Miners stand up to Lock the Gate’s campaign against mining jobs

Wed, July 24, 2024

Sometimes we have to draw a line in the sand to stand up for mining jobs, especially when it comes to extreme activist groups like Lock the Gate.

Lock the Gate was originally formed as a ‘community group’ apparently to fight for the rights of farmers. However in recent years the group has abandoned rural communities and become a radical anti-mining outfit focused on destroying mining jobs.

Recently, Lock the Gate hosted some of their activist supporters from Sydney on a bus tour of the Hunter Valley so they could ‘peer-and-sneer’ at local mines, and the people who work there.

These Hunter mines provide thousands of jobs for the local community, spend millions of dollars every year with local businesses and deliver millions to the state in royalties that help pay for roads, hospitals, schools and emergency services.

Lock the Gate wants them shut.

The names of some of the tour attendees were published on Lock the Gate’s website.
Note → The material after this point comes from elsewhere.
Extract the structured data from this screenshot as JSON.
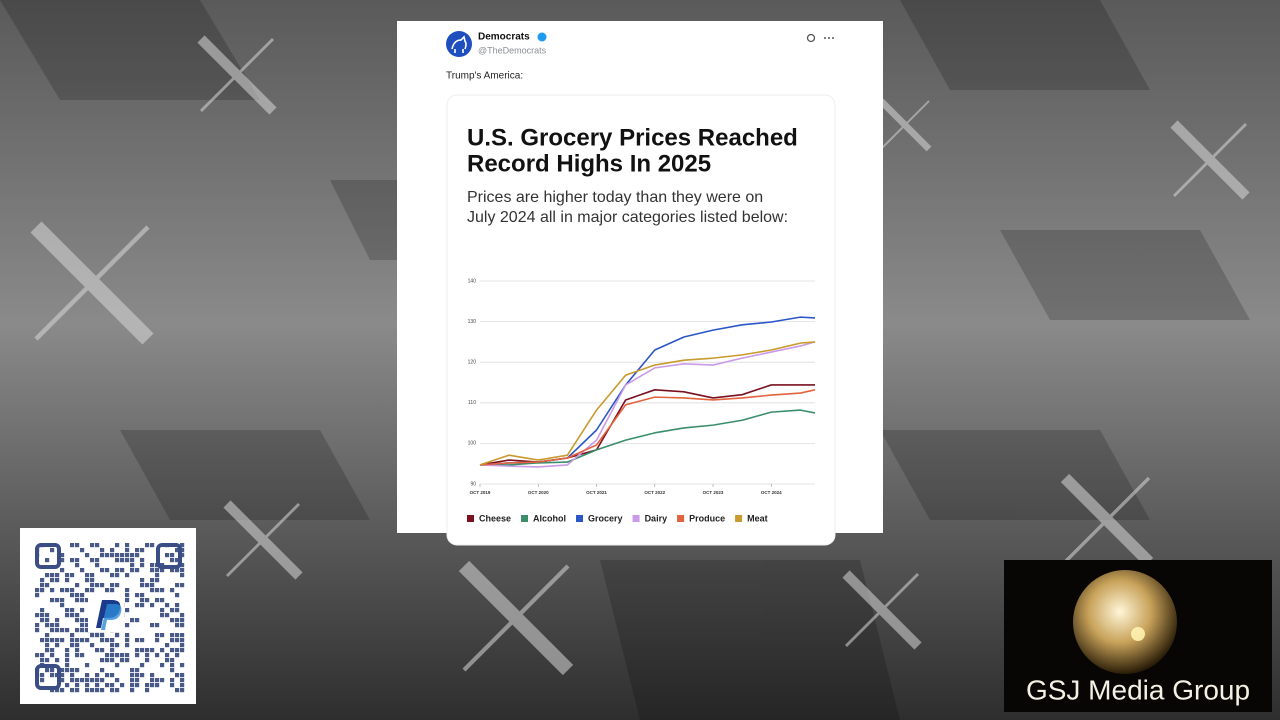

They included a contributor to Green Left Weekly, a former Greens state candidate, an academic, and a former ABC journalist who also moonlights at events for ‘Rising Tide’- another activist group that regularly chains themselves to trains, blocks rail lines, and puts kids in kayaks to try to blockade coal ships.

The activist-tourists did not meet with hard-working local miners, or anyone working in the hundreds of businesses in the region who supply the mines. However they did enjoy a fancy lunch at a local winery so they could sip on Hunter Semillon before driving back to Sydney.

Lock the Gate’s obsession with killing off mining jobs in our regions is becoming worse. The group’s own website shows they are actively campaigning against the jobs of over 10,000 miners across NSW. This is around forty percent of the entire coal-mining workforce in NSW.

It’s why every mine worker, every supply business and everyone who knows the importance of mining to our communities should continue to stand up to radical activist groups like Lock the Gate.